では、空爆という手段によって、北朝鮮の核及びミサイル開発能力の除去は可能でしょうか? 答えはNOです。 北朝鮮は、核についてもミサイルについても、かなりの時間をかけ、技術を積み上げてきました。関連施設を空爆して破壊しても、蓄積された技術は消えません。製造設備が破壊されれば、開発のスピードは一時的に遅くなるでしょう。しかし、技術は失われません。北朝鮮の技術まで消し去ろうとするなら、恐らく数百人を越える技術者を殺害、もしくは拘束し、データを奪うか消去する必要があります。 2012年に、イスラエルの工作機関モサドが、イラン人核科学者を暗殺したと噂された事があります。

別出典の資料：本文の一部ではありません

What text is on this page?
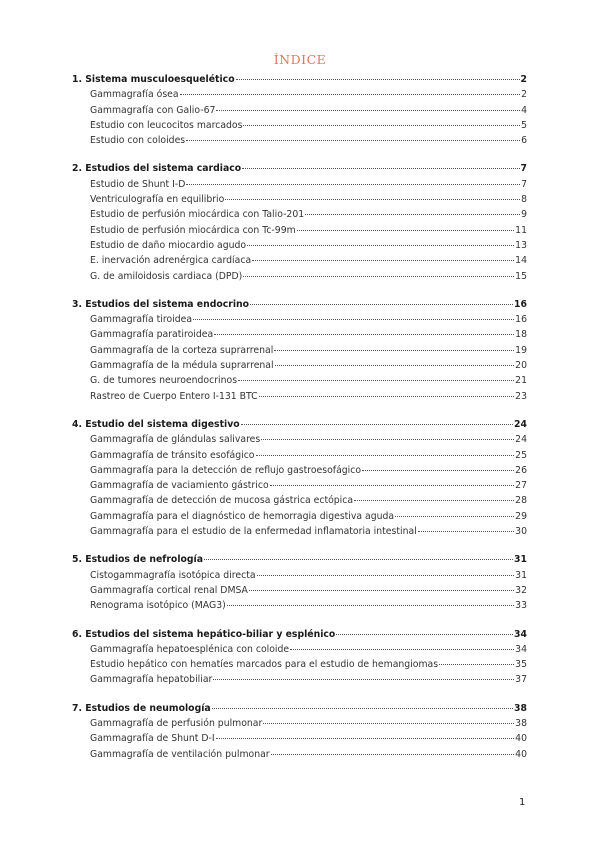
ÍNDICE
1. Sistema musculoesquelético	2
Gammagrafía ósea	2
Gammagrafía con Galio-67	4
Estudio con leucocitos marcados	5
Estudio con coloides	6
2. Estudios del sistema cardiaco	7
Estudio de Shunt I-D	7
Ventriculografía en equilibrio	8
Estudio de perfusión miocárdica con Talio-201	9
Estudio de perfusión miocárdica con Tc-99m	11
Estudio de daño miocardio agudo	13
E. inervación adrenérgica cardíaca	14
G. de amiloidosis cardiaca (DPD)	15
3. Estudios del sistema endocrino	16
Gammagrafía tiroidea	16
Gammagrafía paratiroidea	18
Gammagrafía de la corteza suprarrenal	19
Gammagrafía de la médula suprarrenal	20
G. de tumores neuroendocrinos	21
Rastreo de Cuerpo Entero I-131 BTC	23
4. Estudio del sistema digestivo	24
Gammagrafía de glándulas salivares	24
Gammagrafía de tránsito esofágico	25
Gammagrafía para la detección de reflujo gastroesofágico	26
Gammagrafía de vaciamiento gástrico	27
Gammagrafía de detección de mucosa gástrica ectópica	28
Gammagrafía para el diagnóstico de hemorragia digestiva aguda	29
Gammagrafía para el estudio de la enfermedad inflamatoria intestinal	30
5. Estudios de nefrología	31
Cistogammagrafía isotópica directa	31
Gammagrafía cortical renal DMSA	32
Renograma isotópico (MAG3)	33
6. Estudios del sistema hepático-biliar y esplénico	34
Gammagrafía hepatoesplénica con coloide	34
Estudio hepático con hematíes marcados para el estudio de hemangiomas	35
Gammagrafía hepatobiliar	37
7. Estudios de neumología	38
Gammagrafía de perfusión pulmonar	38
Gammagrafía de Shunt D-I	40
Gammagrafía de ventilación pulmonar	40
1
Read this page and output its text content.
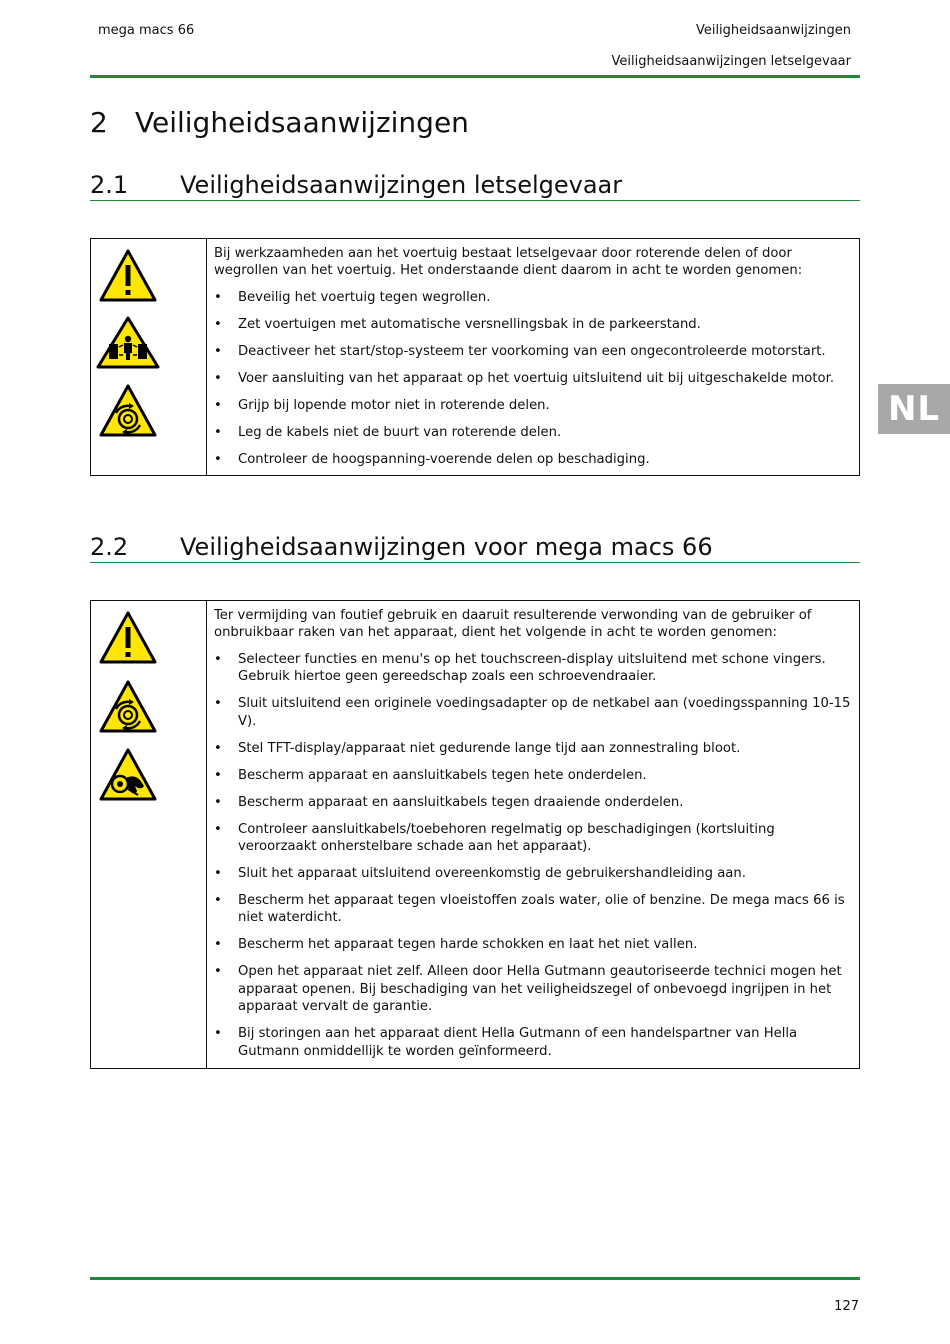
mega macs 66	Veiligheidsaanwijzingen
Veiligheidsaanwijzingen letselgevaar
2 Veiligheidsaanwijzingen
2.1 Veiligheidsaanwijzingen letselgevaar
Bij werkzaamheden aan het voertuig bestaat letselgevaar door roterende delen of door wegrollen van het voertuig. Het onderstaande dient daarom in acht te worden genomen:
•	Beveilig het voertuig tegen wegrollen.
•	Zet voertuigen met automatische versnellingsbak in de parkeerstand.
•	Deactiveer het start/stop-systeem ter voorkoming van een ongecontroleerde motorstart.
•	Voer aansluiting van het apparaat op het voertuig uitsluitend uit bij uitgeschakelde motor.
•	Grijp bij lopende motor niet in roterende delen.
•	Leg de kabels niet de buurt van roterende delen.
•	Controleer de hoogspanning-voerende delen op beschadiging.
2.2 Veiligheidsaanwijzingen voor mega macs 66
Ter vermijding van foutief gebruik en daaruit resulterende verwonding van de gebruiker of onbruikbaar raken van het apparaat, dient het volgende in acht te worden genomen:
•	Selecteer functies en menu's op het touchscreen-display uitsluitend met schone vingers. Gebruik hiertoe geen gereedschap zoals een schroevendraaier.
•	Sluit uitsluitend een originele voedingsadapter op de netkabel aan (voedingsspanning 10-15 V).
•	Stel TFT-display/apparaat niet gedurende lange tijd aan zonnestraling bloot.
•	Bescherm apparaat en aansluitkabels tegen hete onderdelen.
•	Bescherm apparaat en aansluitkabels tegen draaiende onderdelen.
•	Controleer aansluitkabels/toebehoren regelmatig op beschadigingen (kortsluiting veroorzaakt onherstelbare schade aan het apparaat).
•	Sluit het apparaat uitsluitend overeenkomstig de gebruikershandleiding aan.
•	Bescherm het apparaat tegen vloeistoffen zoals water, olie of benzine. De mega macs 66 is niet waterdicht.
•	Bescherm het apparaat tegen harde schokken en laat het niet vallen.
•	Open het apparaat niet zelf. Alleen door Hella Gutmann geautoriseerde technici mogen het apparaat openen. Bij beschadiging van het veiligheidszegel of onbevoegd ingrijpen in het apparaat vervalt de garantie.
•	Bij storingen aan het apparaat dient Hella Gutmann of een handelspartner van Hella Gutmann onmiddellijk te worden geïnformeerd.
NL
127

技術の蓄積が不十分であれば、キーとなる科学者を暗殺することで、開発能力に大きな影響を与えることができるのです。 しかし、北朝鮮は、既に数度の核実験を行い、一人や二人の科学者を暗殺したところで、開発を止めることはできません。 つまり、アメリカの目的が、北朝鮮による核及びミサイル開発の鈍化から、除去に変わったのならば、目標は、核やミサイル施設だけではなく、数百人を越える技術者やドキュメントとなっているはずです。彼らが一堂に会しているなら、空爆という手段によって目標を殺害し、目的が達成できます。しかし、当然そんなことはありません。関連施設を空爆すれば一部は死亡するでしょうが、ほとんどは生き延びるはずです。 特殊部隊が侵入し、これら技術者を殺害あるいは拘束することも考えられますが、10人程度ならあり得ても、数百人では不可能です。アメリカは世界最強の特殊部隊を保有していますが、技術者の所在情報がなければ、特殊部隊を投入することができません。そして北朝鮮の場合、人物の所在情報など、ヒューミント(人的情報収集)によらなければつかむことのできない情報は、極めて限られているのが実情です。 結果的に、アメリカ(トランプ大統領)の目的が、核及びミサイル開発能力の除去になったのであれば、地上戦によって北朝鮮を制圧するしかないのです。 さもなくば核を使用し、北朝鮮に壊滅的ダメージを与える必要がありますが、さすがにこの選択はできないでしょう。トランプ大統領も21世紀最大の虐殺者とは呼ばれたくはないはずです。